In questo contesto i percorsi narrativi potrebbe aiutarci a ricostruire quei legami, quelle relazioni tra le persone che sono completamente saltate.
Il video ha il grande vantaggio di unire l’istanza narrante, il rapporto tra le informazione possedute da testo, narratore, personaggi e spettatori, e l’istanza mostrante, il rapporto tra ciò che viene mostrato e ciò che lo spettatore sa: un video che funziona, funziona anche senza audio. È importante dare dignità alle immagini.
Non ha più senso, ormai, realizzare video che raccontano realtà che non esistono, quindi dobbiamo imparare a mostrare delle cose che sono veramente interessanti e creano empatia con chi le guarda. Lo spettatore deve potersi riconoscere nella storia che gli stiamo raccontando in video.
Questo occorre farlo a partire dai reali interessi delle persone, non da quello che siamo abituati a raccontare per edulcorare la realtà e trasmettere messaggi che sono praticamente universalmente applicabili, ma che non raccontano la verità di un’azienda.
Perché deve prepararsi all’avvento di generazioni future che non sono abituate ai testi scritti e sono decisamente più sedotte da contenuti video che da contenuti testuali.
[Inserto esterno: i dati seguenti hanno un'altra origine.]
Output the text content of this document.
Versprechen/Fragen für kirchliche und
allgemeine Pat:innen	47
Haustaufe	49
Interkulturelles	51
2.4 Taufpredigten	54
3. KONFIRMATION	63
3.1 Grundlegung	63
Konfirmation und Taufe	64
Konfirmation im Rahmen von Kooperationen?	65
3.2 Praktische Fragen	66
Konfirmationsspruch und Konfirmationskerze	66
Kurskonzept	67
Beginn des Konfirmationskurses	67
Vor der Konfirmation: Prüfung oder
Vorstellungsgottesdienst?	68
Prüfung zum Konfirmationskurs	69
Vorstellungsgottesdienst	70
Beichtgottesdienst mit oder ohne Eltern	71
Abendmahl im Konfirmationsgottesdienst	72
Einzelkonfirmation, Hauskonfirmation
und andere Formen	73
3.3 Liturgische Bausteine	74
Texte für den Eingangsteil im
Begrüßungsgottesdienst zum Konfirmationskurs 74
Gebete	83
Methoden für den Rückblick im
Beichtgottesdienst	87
Per le aziende cambierà molto, sarà una bella sfida, quella di spostare degli investimenti che erano stati fatti in alcune aree della comunicazione e portarle in altri canali.
Le nuove generazioni sono molto capaci di produrre contenuti video tecnicamente molto evoluti, ma fanno fatica a lavorare a un progetto articolato, questo apre scenari nel futuro che non siamo in grado, attualmente, di prevedere.
Sarà complesso, per le aziende, scegliere a chi affidarsi e la priorità sarà trovare professionisti che sanno mettere insieme queste diverse competenze in modo nuovo, andando incontro al mercato.